Results of thermal assays using static protocols, showed that temperatures (ULT50) above 44 °C are lethal for R. appendiculatus larvae. Zimbabwe has in recent years been experiencing flushes of high temperatures (heat waves) with a record high of 46.5 °C in Chipinge District, South-East Zimbabwe, in 2015. Ticks as ectotherms are expected to be affected by these extreme temperatures. However, the lethal temperatures recorded in this study were well above the microhabitat temperatures measured in selected districts, further indicating that the tick species can survive current climatic conditions. This has implications on diseases transmission dynamics as the success of disease vectors such as ticks is often determined by the ability to survive in unfavorable conditions such as temperature fluctuations that directly affect their physiology and behavior (Gilbert et al. 2014; Rosendale et al. 2016). Although thermal tolerance, physiological mechanisms and thresholds in relation to survival may vary from one developmental stage to another (Holmes et al. 2018; Mutamiswa et al. 2019), this study showed that there is little variation in lethal temperature between larvae, nymphs and adults. However, the larval stage is the most vulnerable as it may be exposed to extreme temperatures on the host as opposed to the other stages which may seek refuge under plant litter. Questing larvae, nymphs or adults have been observed to withdraw into refugia as a survival mechanism against high temperatures (Hove et al. 2008).
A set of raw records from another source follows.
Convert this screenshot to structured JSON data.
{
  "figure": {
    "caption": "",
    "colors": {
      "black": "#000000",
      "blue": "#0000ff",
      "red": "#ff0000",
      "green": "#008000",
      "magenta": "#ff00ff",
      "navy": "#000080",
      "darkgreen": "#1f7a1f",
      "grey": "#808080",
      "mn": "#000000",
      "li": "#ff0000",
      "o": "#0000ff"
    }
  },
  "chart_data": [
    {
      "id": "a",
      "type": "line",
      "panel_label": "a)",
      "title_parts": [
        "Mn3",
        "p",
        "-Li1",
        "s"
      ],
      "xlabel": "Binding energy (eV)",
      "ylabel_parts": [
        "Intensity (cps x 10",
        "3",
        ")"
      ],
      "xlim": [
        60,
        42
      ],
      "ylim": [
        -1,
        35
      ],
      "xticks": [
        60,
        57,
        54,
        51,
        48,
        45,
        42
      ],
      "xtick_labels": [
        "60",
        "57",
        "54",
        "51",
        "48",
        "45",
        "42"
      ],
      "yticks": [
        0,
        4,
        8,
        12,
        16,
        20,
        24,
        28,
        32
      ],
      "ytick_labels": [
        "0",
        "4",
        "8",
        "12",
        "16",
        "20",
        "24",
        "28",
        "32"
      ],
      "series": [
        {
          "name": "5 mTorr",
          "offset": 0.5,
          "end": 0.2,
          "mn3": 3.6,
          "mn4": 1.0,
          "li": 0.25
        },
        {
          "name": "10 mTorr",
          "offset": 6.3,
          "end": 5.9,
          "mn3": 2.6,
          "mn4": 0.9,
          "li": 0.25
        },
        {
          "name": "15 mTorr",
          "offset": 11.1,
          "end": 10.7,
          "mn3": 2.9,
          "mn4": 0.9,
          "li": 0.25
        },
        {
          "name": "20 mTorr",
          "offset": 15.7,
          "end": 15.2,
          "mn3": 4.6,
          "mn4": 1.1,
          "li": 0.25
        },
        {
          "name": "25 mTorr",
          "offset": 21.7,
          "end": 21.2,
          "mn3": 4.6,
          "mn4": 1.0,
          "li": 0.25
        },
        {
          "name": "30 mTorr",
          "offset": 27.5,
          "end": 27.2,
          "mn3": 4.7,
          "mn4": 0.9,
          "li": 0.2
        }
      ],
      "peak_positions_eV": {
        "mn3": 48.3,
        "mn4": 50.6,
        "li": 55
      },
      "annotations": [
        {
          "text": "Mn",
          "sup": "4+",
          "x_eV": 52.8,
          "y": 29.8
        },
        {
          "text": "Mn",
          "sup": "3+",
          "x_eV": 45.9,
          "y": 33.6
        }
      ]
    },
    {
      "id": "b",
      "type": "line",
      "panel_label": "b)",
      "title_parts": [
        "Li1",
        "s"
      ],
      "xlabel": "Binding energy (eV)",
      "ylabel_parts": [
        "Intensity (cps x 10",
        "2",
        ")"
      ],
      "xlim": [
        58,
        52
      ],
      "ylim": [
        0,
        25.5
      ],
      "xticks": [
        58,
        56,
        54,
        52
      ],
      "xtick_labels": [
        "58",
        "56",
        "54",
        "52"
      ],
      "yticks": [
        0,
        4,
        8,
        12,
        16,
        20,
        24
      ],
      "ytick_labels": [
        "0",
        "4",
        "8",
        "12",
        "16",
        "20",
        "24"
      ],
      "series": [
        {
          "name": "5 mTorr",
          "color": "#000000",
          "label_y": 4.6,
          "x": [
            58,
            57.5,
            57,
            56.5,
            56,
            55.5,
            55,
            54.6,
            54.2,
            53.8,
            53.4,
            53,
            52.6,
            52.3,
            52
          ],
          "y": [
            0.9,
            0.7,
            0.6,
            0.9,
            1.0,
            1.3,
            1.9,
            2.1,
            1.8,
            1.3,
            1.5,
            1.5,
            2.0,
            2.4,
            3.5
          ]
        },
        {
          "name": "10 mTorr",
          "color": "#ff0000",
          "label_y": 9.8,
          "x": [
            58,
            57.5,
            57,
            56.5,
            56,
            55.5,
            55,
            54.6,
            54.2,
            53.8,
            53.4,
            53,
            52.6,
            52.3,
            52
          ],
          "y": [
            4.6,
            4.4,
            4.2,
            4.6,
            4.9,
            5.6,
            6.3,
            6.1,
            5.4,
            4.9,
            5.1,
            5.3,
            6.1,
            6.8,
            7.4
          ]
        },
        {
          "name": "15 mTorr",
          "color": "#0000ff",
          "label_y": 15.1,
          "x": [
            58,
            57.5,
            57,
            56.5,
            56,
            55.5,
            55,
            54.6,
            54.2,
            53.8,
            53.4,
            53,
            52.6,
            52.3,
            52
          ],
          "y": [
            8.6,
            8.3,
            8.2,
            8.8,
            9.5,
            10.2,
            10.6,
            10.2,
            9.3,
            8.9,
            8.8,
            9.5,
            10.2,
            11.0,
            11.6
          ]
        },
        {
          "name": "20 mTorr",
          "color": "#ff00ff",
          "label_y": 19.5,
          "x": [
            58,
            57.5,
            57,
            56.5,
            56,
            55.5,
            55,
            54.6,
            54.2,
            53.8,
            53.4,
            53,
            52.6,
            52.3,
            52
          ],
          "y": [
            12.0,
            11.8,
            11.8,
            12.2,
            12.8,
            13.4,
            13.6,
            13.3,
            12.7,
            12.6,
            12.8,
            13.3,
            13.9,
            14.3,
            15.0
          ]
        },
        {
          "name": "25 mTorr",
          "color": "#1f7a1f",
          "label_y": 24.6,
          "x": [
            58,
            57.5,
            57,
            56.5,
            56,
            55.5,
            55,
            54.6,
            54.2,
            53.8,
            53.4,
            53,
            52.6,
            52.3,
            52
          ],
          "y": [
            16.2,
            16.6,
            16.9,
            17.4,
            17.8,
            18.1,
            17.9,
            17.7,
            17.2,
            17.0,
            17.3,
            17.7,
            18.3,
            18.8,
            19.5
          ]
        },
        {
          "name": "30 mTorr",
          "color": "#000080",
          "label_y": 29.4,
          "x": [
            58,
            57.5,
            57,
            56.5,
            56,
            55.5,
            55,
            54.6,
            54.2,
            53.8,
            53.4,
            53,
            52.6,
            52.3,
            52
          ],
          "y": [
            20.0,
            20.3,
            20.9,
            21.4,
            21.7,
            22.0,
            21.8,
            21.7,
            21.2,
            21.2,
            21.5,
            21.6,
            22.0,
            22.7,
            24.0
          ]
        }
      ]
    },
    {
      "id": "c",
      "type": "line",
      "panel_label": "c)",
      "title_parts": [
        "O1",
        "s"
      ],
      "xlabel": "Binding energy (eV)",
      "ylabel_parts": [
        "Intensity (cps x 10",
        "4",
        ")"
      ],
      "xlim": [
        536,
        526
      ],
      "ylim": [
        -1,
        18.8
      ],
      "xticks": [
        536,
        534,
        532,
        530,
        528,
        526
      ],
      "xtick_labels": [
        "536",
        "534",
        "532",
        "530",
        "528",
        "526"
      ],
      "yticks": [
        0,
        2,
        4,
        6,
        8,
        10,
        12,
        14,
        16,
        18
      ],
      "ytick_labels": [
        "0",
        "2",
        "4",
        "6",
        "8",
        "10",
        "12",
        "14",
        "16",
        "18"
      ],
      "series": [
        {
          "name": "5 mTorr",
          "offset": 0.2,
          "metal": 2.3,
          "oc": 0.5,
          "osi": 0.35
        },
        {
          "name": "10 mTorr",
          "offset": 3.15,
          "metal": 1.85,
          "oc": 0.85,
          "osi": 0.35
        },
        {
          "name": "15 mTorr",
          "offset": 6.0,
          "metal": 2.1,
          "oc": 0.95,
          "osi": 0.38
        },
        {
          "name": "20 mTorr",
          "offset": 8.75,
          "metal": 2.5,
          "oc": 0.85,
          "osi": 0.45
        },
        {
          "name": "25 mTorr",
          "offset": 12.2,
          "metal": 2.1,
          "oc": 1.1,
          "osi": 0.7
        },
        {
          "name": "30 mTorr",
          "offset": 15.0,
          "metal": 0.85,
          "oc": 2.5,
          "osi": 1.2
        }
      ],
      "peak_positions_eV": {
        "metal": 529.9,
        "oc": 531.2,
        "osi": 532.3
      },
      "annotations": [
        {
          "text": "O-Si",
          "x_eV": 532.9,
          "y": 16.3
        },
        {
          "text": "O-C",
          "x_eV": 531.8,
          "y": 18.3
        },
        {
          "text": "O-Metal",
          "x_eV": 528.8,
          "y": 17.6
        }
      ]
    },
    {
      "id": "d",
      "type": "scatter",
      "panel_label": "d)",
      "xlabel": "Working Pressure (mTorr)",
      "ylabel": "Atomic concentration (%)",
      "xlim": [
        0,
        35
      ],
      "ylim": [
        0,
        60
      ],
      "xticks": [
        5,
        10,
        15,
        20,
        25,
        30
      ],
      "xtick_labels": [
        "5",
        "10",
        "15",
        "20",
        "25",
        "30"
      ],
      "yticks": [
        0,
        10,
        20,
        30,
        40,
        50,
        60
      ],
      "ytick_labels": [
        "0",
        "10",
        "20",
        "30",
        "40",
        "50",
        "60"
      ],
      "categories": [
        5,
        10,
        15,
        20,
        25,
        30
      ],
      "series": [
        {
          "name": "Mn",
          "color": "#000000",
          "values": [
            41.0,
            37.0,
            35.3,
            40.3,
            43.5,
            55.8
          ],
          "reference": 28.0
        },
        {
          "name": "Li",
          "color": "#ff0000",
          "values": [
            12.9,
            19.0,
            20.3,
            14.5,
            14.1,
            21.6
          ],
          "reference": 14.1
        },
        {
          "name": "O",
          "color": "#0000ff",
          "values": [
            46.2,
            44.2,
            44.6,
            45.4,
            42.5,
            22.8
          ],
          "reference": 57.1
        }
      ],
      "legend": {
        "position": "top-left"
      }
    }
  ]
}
In conclusion, this study has shown that R. appendiculatus can survive under a wide range of climatic conditions. However, its distribution is expected to be restricted in future with an increase in temperatures as indicated by reduction in areas with suitable habitats. Therefore, under current climatic conditions, it should be expected that the tick should disperse and establish into these habitats thus increasing the probability of occurrence of the associated tick-borne diseases. These findings justify the need to review the national tick control strategies considering the predicted current wide distribution.